Unable to Use Quoted Role Identifiers with Snowflake

[andresrecalde]

Describe the bug
Role identifiers are not quoted for Snowflake, which has case-sensitive object naming conventions. For example, Snowflake can have a role with the identifier "test" which Metabase cannot use. This is because when it runs the use role command in Snowflake, it will run use role test which does not exist since, per Snowflake docs, "Unquoted identifiers are stored and resolved in uppercase".

Logs
N/A

To Reproduce
Steps to reproduce the behavior:

1. Create a case-sensitive identifier in a connected snowflake instance (ex. create role "test";)
2. In Metabase, attempt to use the role "test". In our example, we attempted to use the role with Impersonation with test as a user attribute.
3. Fail to properly authenticate with the role.

Expected behavior
A feature flag for a Snowflake connection, similar to DB quoting behavior, that enables always-on identifier quoting for roles (either default or impersonated).

Screenshots
N/A

Severity
This is blocking our roll out of Metabase to our entire user base because it prevents RLS from working from Snowflake.

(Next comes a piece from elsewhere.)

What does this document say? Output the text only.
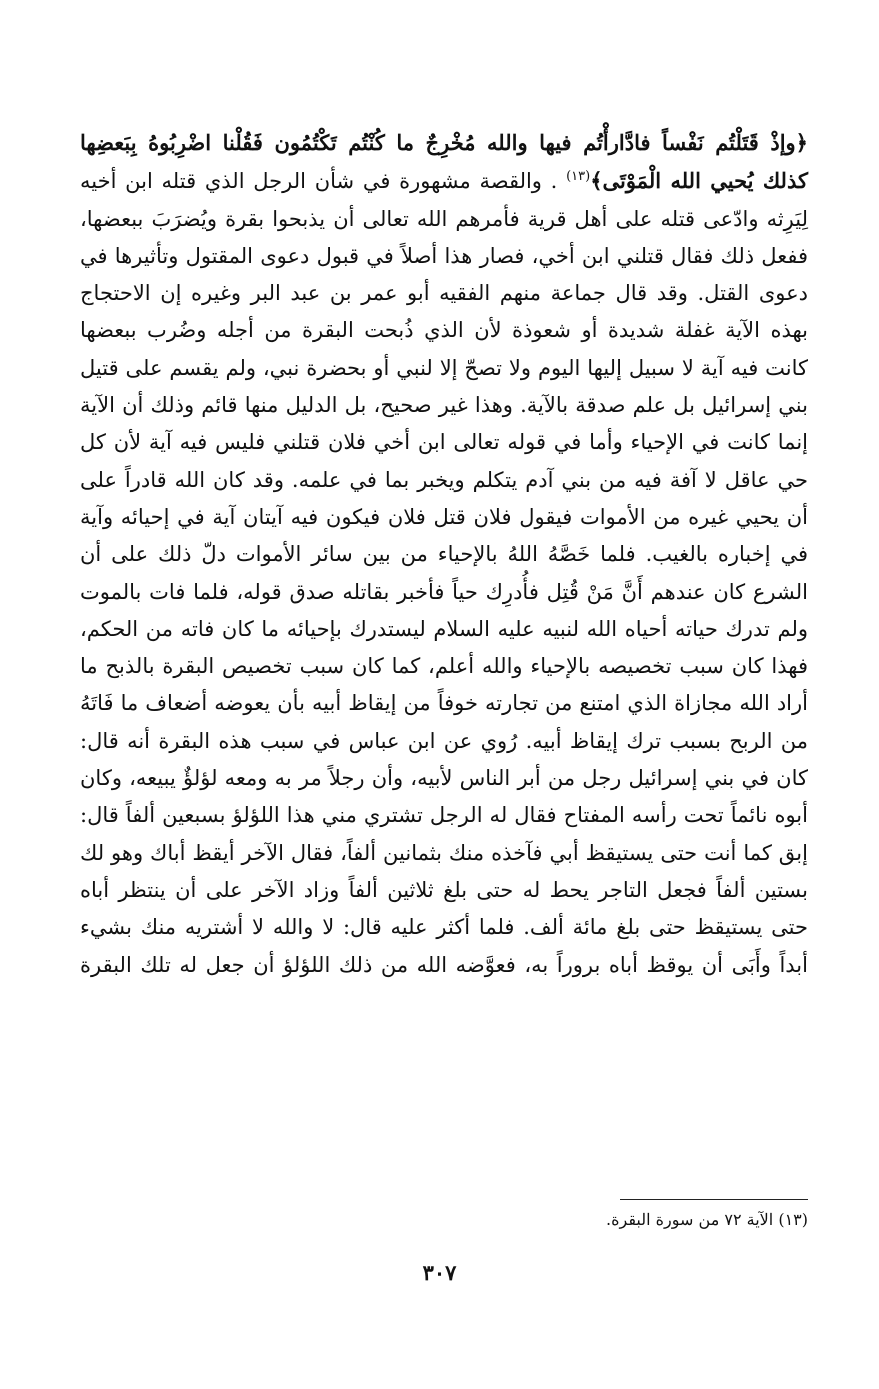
﴿وإذْ قَتَلْتُم نَفْساً فادَّارأْتُم فيها والله مُخْرِجٌ ما كُنْتُم تَكْتُمُون فَقُلْنا اضْرِبُوهُ بِبَعضِها كذلك يُحيي الله الْمَوْتَى﴾$^{(١٣)}$ . والقصة مشهورة في شأن الرجل الذي قتله ابن أخيه لِيَرِثه وادّعى قتله على أهل قرية فأمرهم الله تعالى أن يذبحوا بقرة ويُضرَبَ ببعضها، ففعل ذلك فقال قتلني ابن أخي، فصار هذا أصلاً في قبول دعوى المقتول وتأثيرها في دعوى القتل. وقد قال جماعة منهم الفقيه أبو عمر بن عبد البر وغيره إن الاحتجاج بهذه الآية غفلة شديدة أو شعوذة لأن الذي ذُبحت البقرة من أجله وضُرب ببعضها كانت فيه آية لا سبيل إليها اليوم ولا تصحّ إلا لنبي أو بحضرة نبي، ولم يقسم على قتيل بني إسرائيل بل علم صدقة بالآية. وهذا غير صحيح، بل الدليل منها قائم وذلك أن الآية إنما كانت في الإحياء وأما في قوله تعالى ابن أخي فلان قتلني فليس فيه آية لأن كل حي عاقل لا آفة فيه من بني آدم يتكلم ويخبر بما في علمه. وقد كان الله قادراً على أن يحيي غيره من الأموات فيقول فلان قتل فلان فيكون فيه آيتان آية في إحيائه وآية في إخباره بالغيب. فلما خَصَّهُ اللهُ بالإحياء من بين سائر الأموات دلّ ذلك على أن الشرع كان عندهم أَنَّ مَنْ قُتِل فأُدرِك حياً فأخبر بقاتله صدق قوله، فلما فات بالموت ولم تدرك حياته أحياه الله لنبيه عليه السلام ليستدرك بإحيائه ما كان فاته من الحكم، فهذا كان سبب تخصيصه بالإحياء والله أعلم، كما كان سبب تخصيص البقرة بالذبح ما أراد الله مجازاة الذي امتنع من تجارته خوفاً من إيقاظ أبيه بأن يعوضه أضعاف ما فَاتَهُ من الربح بسبب ترك إيقاظ أبيه. رُوي عن ابن عباس في سبب هذه البقرة أنه قال: كان في بني إسرائيل رجل من أبر الناس لأبيه، وأن رجلاً مر به ومعه لؤلؤٌ يبيعه، وكان أبوه نائماً تحت رأسه المفتاح فقال له الرجل تشتري مني هذا اللؤلؤ بسبعين ألفاً قال: إبق كما أنت حتى يستيقظ أبي فآخذه منك بثمانين ألفاً، فقال الآخر أيقظ أباك وهو لك بستين ألفاً فجعل التاجر يحط له حتى بلغ ثلاثين ألفاً وزاد الآخر على أن ينتظر أباه حتى يستيقظ حتى بلغ مائة ألف. فلما أكثر عليه قال: لا والله لا أشتريه منك بشيء أبداً وأَبَى أن يوقظ أباه بروراً به، فعوَّضه الله من ذلك اللؤلؤ أن جعل له تلك البقرة

(١٣) الآية ٧٢ من سورة البقرة.
٣٠٧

Changing our permissions model is not an option due to the way we have RLS configured and working in Snowflake.

Additional context
N/A

Metabase Diagnostic Info

{
  "browser-info": {
    "language": "en-US",
    "platform": "MacIntel",
    "userAgent": "Mozilla/5.0 (Macintosh; Intel Mac OS X 10_15_7) AppleWebKit/537.36 (KHTML, like Gecko) Chrome/123.0.0.0 Safari/537.36",
    "vendor": "Google Inc."
  },
  "system-info": {
    "file.encoding": "UTF-8",
    "java.runtime.name": "OpenJDK Runtime Environment",
    "java.runtime.version": "11.0.22+7",
    "java.vendor": "Eclipse Adoptium",
    "java.vendor.url": "https://adoptium.net/",
    "java.version": "11.0.22",
    "java.vm.name": "OpenJDK 64-Bit Server VM",
    "java.vm.version": "11.0.22+7",
    "os.name": "Linux",
    "os.version": "5.10.214-202.855.amzn2.x86_64",
    "user.language": "en",
    "user.timezone": "GMT"
  },
  "metabase-info": {
    "databases": [
      "postgres",
      "snowflake"
    ],
    "hosting-env": "unknown",
    "application-database": "postgres",
    "application-database-details": {
      "database": {
        "name": "PostgreSQL",
        "version": "14.10"
      },
      "jdbc-driver": {
        "name": "PostgreSQL JDBC Driver",
        "version": "42.7.2"
      }
    },
    "run-mode": "prod",
    "version": {
      "date": "2024-04-22",
      "tag": "v1.49.7",
      "hash": "f0ff786"
    },
    "settings": {
      "report-timezone": null
    }
  }
}

[andresrecalde]

Related to #27856

[paoliniluis]

Can you write to our support email ?

[camsaul]

See #34858 for context as to why it works this way

[dpsutton]

The thought is to add a checkbox (default to off) when entering the role to enable case sensitive role or somehow indicate that we will use quotes to pass through their value verbatim.